Stefanie war das durchaus recht. Sie arbeitete gern unabhängig und ihr Chef ließ sie in Ruhe, das war für sie die Hauptsache. »Ich kümmere mich darum«, versprach sie nun. »Dr. Corendey kann in seiner Suite bleiben, wir werden bei unseren neuen Gästen eine kleine Umdisposition vornehmen – bringen Sie den Herrn aus Texas in der Fürsten-Suite unter, ohne sie zu berechnen. Die Fürsten-Suite steht doch leer zur Zeit, oder nicht?«

»Ja, aber…«, begann der Rezeptionist.

»Ich werde dem Gast sagen, daß es ein Entgegenkommen des Hauses ist, weil er das erste Mal bei uns wohnt – wenn er das nächste Mal kommt, muß er mehr bezahlen, wenn er in die Fürstensuite will.

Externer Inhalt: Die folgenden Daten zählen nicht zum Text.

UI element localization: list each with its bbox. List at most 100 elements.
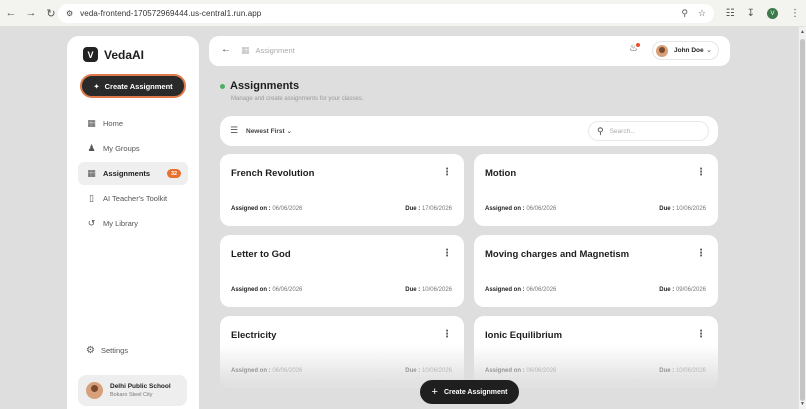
sidebar-item-label: Assignments: [103, 169, 151, 178]
search-box[interactable]: ⚲: [588, 121, 709, 141]
chevron-down-icon: ⌄: [706, 47, 712, 54]
more-vertical-icon[interactable]: ⋮: [442, 329, 452, 340]
due-date-value: 10/06/2026: [421, 368, 452, 374]
card-title: Ionic Equilibrium: [485, 330, 563, 341]
more-vertical-icon[interactable]: ⋮: [696, 248, 706, 259]
sidebar-item-my-groups[interactable]: ♟ My Groups: [78, 137, 188, 160]
create-assignment-button[interactable]: ✦ Create Assignment: [80, 74, 186, 98]
forward-arrow-icon[interactable]: →: [24, 6, 38, 20]
more-vertical-icon[interactable]: ⋮: [442, 248, 452, 259]
assignment-card[interactable]: Motion ⋮ Assigned on : 06/06/2026 Due : …: [474, 154, 718, 226]
card-title: French Revolution: [231, 168, 315, 179]
card-due-date: Due : 10/06/2026: [659, 206, 706, 212]
address-bar[interactable]: ⚙ veda-frontend-170572969444.us-central1…: [58, 4, 714, 23]
school-card[interactable]: Delhi Public School Bokaro Steel City: [78, 375, 187, 406]
assigned-date-value: 06/06/2026: [526, 206, 557, 212]
sidebar: V VedaAI ✦ Create Assignment ▦ Home ♟ My…: [67, 36, 199, 409]
assignment-card[interactable]: Electricity ⋮ Assigned on : 06/06/2026 D…: [220, 316, 464, 388]
back-arrow-icon[interactable]: ←: [4, 6, 18, 20]
assignment-card[interactable]: Ionic Equilibrium ⋮ Assigned on : 06/06/…: [474, 316, 718, 388]
user-name: John Doe: [674, 47, 704, 54]
sidebar-item-assignments[interactable]: ▦ Assignments 32: [78, 162, 188, 185]
card-assigned-date: Assigned on : 06/06/2026: [231, 368, 302, 374]
sparkle-icon: ✦: [93, 81, 100, 91]
card-assigned-date: Assigned on : 06/06/2026: [231, 206, 302, 212]
card-due-date: Due : 10/06/2026: [405, 287, 452, 293]
due-date-value: 10/06/2026: [675, 206, 706, 212]
floating-create-assignment-button[interactable]: + Create Assignment: [420, 380, 519, 404]
phone-icon: ▯: [89, 193, 94, 203]
card-title: Electricity: [231, 330, 277, 341]
sidebar-item-ai-teachers-toolkit[interactable]: ▯ AI Teacher's Toolkit: [78, 187, 188, 210]
url-text: veda-frontend-170572969444.us-central1.r…: [80, 9, 262, 18]
due-label: Due :: [405, 206, 421, 212]
card-assigned-date: Assigned on : 06/06/2026: [231, 287, 302, 293]
card-due-date: Due : 10/06/2026: [659, 368, 706, 374]
bookmark-star-icon[interactable]: ☆: [698, 8, 706, 19]
settings-link[interactable]: ⚙ Settings: [86, 345, 128, 356]
grid-icon: ▦: [241, 45, 250, 55]
browser-menu-icon[interactable]: ⋮: [790, 8, 800, 19]
sidebar-item-label: Home: [103, 119, 124, 128]
gear-icon: ⚙: [86, 345, 95, 356]
due-label: Due :: [405, 287, 421, 293]
brand-logo-icon: V: [83, 47, 98, 62]
card-assigned-date: Assigned on : 06/06/2026: [485, 287, 556, 293]
more-vertical-icon[interactable]: ⋮: [696, 167, 706, 178]
page-scrollbar[interactable]: ▲ ▼: [798, 27, 806, 409]
filter-bar: ☰ Newest First ⌄ ⚲: [220, 116, 718, 146]
document-icon: ▦: [87, 168, 96, 178]
sort-label: Newest First: [246, 128, 285, 135]
extensions-icon[interactable]: ☷: [726, 8, 735, 19]
profile-avatar[interactable]: V: [767, 8, 778, 19]
notification-dot: [636, 43, 640, 47]
school-name: Delhi Public School: [110, 383, 171, 390]
assigned-date-value: 06/06/2026: [272, 368, 303, 374]
brand[interactable]: V VedaAI: [83, 47, 144, 62]
scroll-down-icon[interactable]: ▼: [800, 401, 805, 407]
status-dot: [220, 84, 225, 89]
assigned-on-label: Assigned on :: [231, 287, 271, 293]
sidebar-item-my-library[interactable]: ↺ My Library: [78, 212, 188, 235]
back-arrow-icon[interactable]: ←: [221, 44, 231, 55]
search-icon: ⚲: [597, 125, 604, 136]
brand-name: VedaAI: [104, 47, 145, 62]
assigned-on-label: Assigned on :: [485, 368, 525, 374]
scroll-up-icon[interactable]: ▲: [800, 29, 805, 35]
floating-create-label: Create Assignment: [443, 388, 508, 396]
assigned-on-label: Assigned on :: [231, 368, 271, 374]
assignment-card[interactable]: French Revolution ⋮ Assigned on : 06/06/…: [220, 154, 464, 226]
users-icon: ♟: [87, 143, 96, 153]
card-due-date: Due : 09/06/2026: [659, 287, 706, 293]
school-avatar: [86, 382, 103, 399]
assigned-on-label: Assigned on :: [485, 206, 525, 212]
breadcrumb-label: Assignment: [255, 46, 295, 55]
due-date-value: 10/06/2026: [421, 287, 452, 293]
reload-icon[interactable]: ↻: [44, 6, 58, 20]
card-title: Moving charges and Magnetism: [485, 249, 630, 260]
more-vertical-icon[interactable]: ⋮: [442, 167, 452, 178]
zoom-icon[interactable]: ⚲: [681, 8, 688, 19]
due-label: Due :: [659, 368, 675, 374]
page-title: Assignments: [230, 80, 300, 92]
search-input[interactable]: [609, 127, 690, 135]
user-menu[interactable]: John Doe ⌄: [652, 41, 719, 60]
browser-toolbar: ← → ↻ ⚙ veda-frontend-170572969444.us-ce…: [0, 0, 806, 27]
assigned-date-value: 06/06/2026: [526, 287, 557, 293]
sidebar-item-home[interactable]: ▦ Home: [78, 112, 188, 135]
sort-dropdown[interactable]: Newest First ⌄: [246, 127, 292, 135]
page-subtitle: Manage and create assignments for your c…: [231, 96, 364, 102]
sort-lines-icon[interactable]: ☰: [230, 125, 238, 136]
assigned-date-value: 06/06/2026: [272, 206, 303, 212]
due-label: Due :: [659, 206, 675, 212]
scrollbar-thumb[interactable]: [800, 39, 805, 401]
sidebar-item-label: AI Teacher's Toolkit: [103, 194, 168, 203]
site-info-icon[interactable]: ⚙: [66, 9, 73, 18]
avatar: [656, 44, 668, 57]
grid-icon: ▦: [87, 118, 96, 128]
assignment-card[interactable]: Letter to God ⋮ Assigned on : 06/06/2026…: [220, 235, 464, 307]
download-icon[interactable]: ↧: [747, 8, 755, 19]
card-due-date: Due : 17/06/2026: [405, 206, 452, 212]
more-vertical-icon[interactable]: ⋮: [696, 329, 706, 340]
assignment-card[interactable]: Moving charges and Magnetism ⋮ Assigned …: [474, 235, 718, 307]
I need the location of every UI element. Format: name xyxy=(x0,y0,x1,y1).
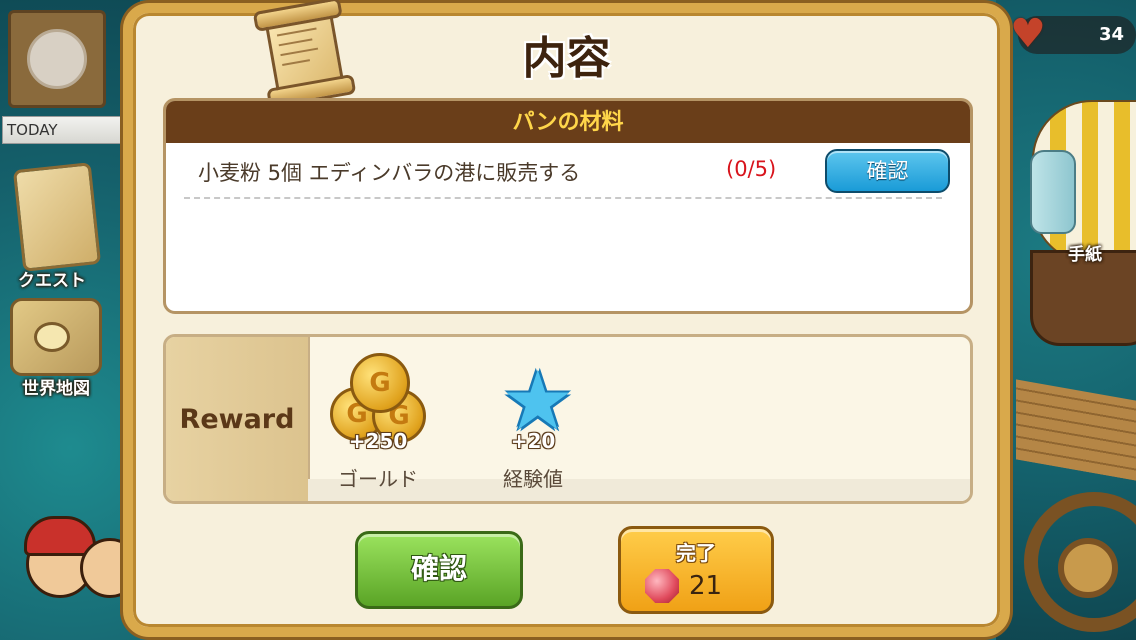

Ich verkaufe es dem Direktor als Werbemaßnahme.«

»Danke«, sagte er erleichtert, wohl wissend, daß sie die Prügel einstecken würde, falls der Chef damit nicht einverstanden war. »Das rettet mich, Frau Wagner.«

»Ich weiß – aber schließlich ist es meine Aufgabe, Sie zu retten, oder etwa nicht?«

Sie lachten beide.

»Sie wissen, daß Herr Dr. Corendey meistens Damenbesuch hat, wenn er bei uns übernachtet, Frau Wagner – oder?«

»Nein, das ist mir neu«, antwortete Stefanie wahrheitsgemäß. »Wer ist denn die Dame?«

»Keine Professionelle, falls Sie das meinen. Es ist eine Fotografin, die er, glaube ich, hier im Hause kennengelernt hat.«

»Oh, wie romantisch«, meinte Stefanie aufrichtig erfreut. »Solche Geschichten sind die schönsten.«

»Na ja, so romantisch ist es nun auch wieder nicht. Herr Dr. Corendey ist verheiratet, seine Frau ruft ihn regelmäßig hier an.«

»Das ist mir auch neu«, gestand Stefanie, die sich am Klatsch niemals beteiligte. »Aber es geht uns ja auch nichts an, nicht wahr?«

»Eigentlich doch«, widersprach Herr Hellmer, den Stefanie bereits als überaus korrekten Menschen kennengelernt hatte. »Er müßte eigentlich für zwei Personen bezahlen, Frau Wagner, aber das tut er nicht.«

Sie seufzte. Dieses Problem gab es ständig, und sie wunderte sich immer wieder darüber, wie wenig großzügig oft gerade gut verdienende Menschen waren.

»Vergessen Sie’s«, riet sie. »Wir werden ihn nicht in Verlegenheit bringen dadurch, daß wir ihn bloßstellen. Dann sind wir ihn als Gast los und haben nichts gewonnen. Er ist, wie wir beide wissen, nicht der Einzige, der sich so verhält.«

Sie verabschiedete sich und legte auf. Sofort fing sie an zu überlegen, wie sie Andreas Wingensiefen die Sache mit der zu preiswert vermieteten Fürsten-Suite vermitteln konnte, denn eine andere Lösung für das Problem gab es tatsächlich nicht. Es war keine andere Suite mehr frei. Sie mußte es schaffen, es so aussehen zu lassen, als sei der Direktor selbst auf diese Lösung des Problems gekommen, dann waren ihre Chancen am besten.